New York

June Leaf

What constitutes June Leaf’s genius also makes her something of a throwback or an anomaly, an artist whose work looks back, through that of Giacometti and Picasso, to the primitive impulse to make images. Known primarily as a painter, which is also how she sees herself, Leaf surrounded the paintings exhibited in her most recent show with a broad selection of sculpture from the mid ’70s to the present. Although Leaf’s sculpture began in the ’60s with Joseph Cornell–like boxes—concretizations of ideas whose origins are painterly“ (as Dennis Adrian wrote at the time of Leaf’s 1978 retrospective)—it is now the sculpture that feels like the source for Leaf’s painting rather than vice versa. For Leaf, sculpture is not primarily an examination of the properties of three-dimensional form, but, rather, an investigation of the deep-seated desire to shape ductile matter. ”What I really want to do,“ she has said, ”is make people, from the inside out." In this sense her objects are something like household idols, but this is also why they are so often essentially toys, with moving parts that can be activated by the viewer: in our culture the fee ling for the animate object has been pretty much pressed back into the realm of childhood. For Leaf, mechanism seems not to operate in contradistinction to spirit, but simply to represent its knowable aspect.

It would be easy to mistake Leaf’s modestly scaled objects for whimsies. In fact, the unconventionality of her work is actually born from an intense engagement with tradition that manifests itself as informality, as a certain distance from the dogmas, programs, and protocols of contemporary artmaking. Her works, with their mercurial, intimate bearing, make no claim to public significance, yet even in the smallest, most fragile constructions there is a hint of archetypal gravity, a touch of mythic grandeur. This aspect of Leaf’s work is most evident in Iron Woman, 1994, a full-size seated figure (an image that dates from her mid-’50s work) which though monumental is never static, never becomes a solid mass but remains a continuous metamorphosis of surfaces.

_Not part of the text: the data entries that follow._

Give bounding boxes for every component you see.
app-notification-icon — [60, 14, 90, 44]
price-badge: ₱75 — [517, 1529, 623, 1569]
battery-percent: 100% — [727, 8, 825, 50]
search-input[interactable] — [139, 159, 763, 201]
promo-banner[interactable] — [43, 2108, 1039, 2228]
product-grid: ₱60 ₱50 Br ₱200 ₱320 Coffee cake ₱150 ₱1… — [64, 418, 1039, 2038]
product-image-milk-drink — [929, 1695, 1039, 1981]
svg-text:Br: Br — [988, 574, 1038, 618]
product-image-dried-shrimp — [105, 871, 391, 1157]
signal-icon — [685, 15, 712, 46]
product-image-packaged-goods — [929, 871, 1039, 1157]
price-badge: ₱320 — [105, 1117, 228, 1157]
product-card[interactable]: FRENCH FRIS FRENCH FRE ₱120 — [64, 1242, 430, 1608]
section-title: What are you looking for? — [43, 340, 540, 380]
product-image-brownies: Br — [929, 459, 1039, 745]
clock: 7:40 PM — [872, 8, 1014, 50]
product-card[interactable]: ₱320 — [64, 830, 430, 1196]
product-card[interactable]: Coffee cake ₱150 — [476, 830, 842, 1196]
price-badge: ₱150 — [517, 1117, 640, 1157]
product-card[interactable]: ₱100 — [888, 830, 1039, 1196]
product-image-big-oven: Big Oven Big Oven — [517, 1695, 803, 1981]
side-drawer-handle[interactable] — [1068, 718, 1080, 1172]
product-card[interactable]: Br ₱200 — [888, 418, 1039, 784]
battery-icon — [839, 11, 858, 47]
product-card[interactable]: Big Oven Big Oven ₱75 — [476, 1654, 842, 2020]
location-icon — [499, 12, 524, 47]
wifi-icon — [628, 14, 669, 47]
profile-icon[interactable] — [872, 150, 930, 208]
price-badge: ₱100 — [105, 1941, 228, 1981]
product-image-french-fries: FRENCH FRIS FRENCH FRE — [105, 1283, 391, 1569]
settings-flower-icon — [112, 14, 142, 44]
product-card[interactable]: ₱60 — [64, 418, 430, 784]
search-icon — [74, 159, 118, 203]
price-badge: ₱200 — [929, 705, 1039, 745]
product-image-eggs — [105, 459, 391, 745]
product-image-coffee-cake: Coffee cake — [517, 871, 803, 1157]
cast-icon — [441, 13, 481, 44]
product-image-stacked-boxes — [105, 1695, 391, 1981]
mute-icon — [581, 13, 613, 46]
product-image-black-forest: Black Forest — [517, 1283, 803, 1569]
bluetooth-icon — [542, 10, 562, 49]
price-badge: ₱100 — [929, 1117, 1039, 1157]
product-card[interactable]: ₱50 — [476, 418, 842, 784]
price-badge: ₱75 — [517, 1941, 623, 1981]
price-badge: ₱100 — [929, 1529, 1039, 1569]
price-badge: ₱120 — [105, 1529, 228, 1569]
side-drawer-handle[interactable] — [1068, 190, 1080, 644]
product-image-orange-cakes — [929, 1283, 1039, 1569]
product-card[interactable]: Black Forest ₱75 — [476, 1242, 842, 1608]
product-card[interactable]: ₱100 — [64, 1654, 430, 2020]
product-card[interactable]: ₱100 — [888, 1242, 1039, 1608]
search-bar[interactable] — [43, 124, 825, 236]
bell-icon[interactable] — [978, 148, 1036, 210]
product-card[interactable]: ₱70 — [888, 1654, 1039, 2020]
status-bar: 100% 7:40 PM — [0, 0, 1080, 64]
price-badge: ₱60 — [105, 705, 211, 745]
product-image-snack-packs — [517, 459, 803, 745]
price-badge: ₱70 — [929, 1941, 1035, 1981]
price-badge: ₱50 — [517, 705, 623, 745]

Whereas Leaf’s sculpture is basically figural, her new paintings are not as concerned with the figure as they used to be, turning instead toward landscape, that is, the place where things are located rather than the things themselves. At times the preoccupation with siting the objects is made explicit, as when one of Leaf’s sculptural forms is taken up into a painting or vice versa. The Instrument, 1993, a sculpture that is at once a boat and a sort of lute, washes up in Embarking, 1994. Sometimes the painting comes first: The Wave, 1995, another boat sculpture, originates in Black Angel, 1994. Leaf’s practice of constructing a painting from several pieces of canvas—sewing them together, cutting down and enlarging the work as she goes—makes it clear that for her a painting is less an image than a material entity to be worked by hand (like sculpture) until it has come to life.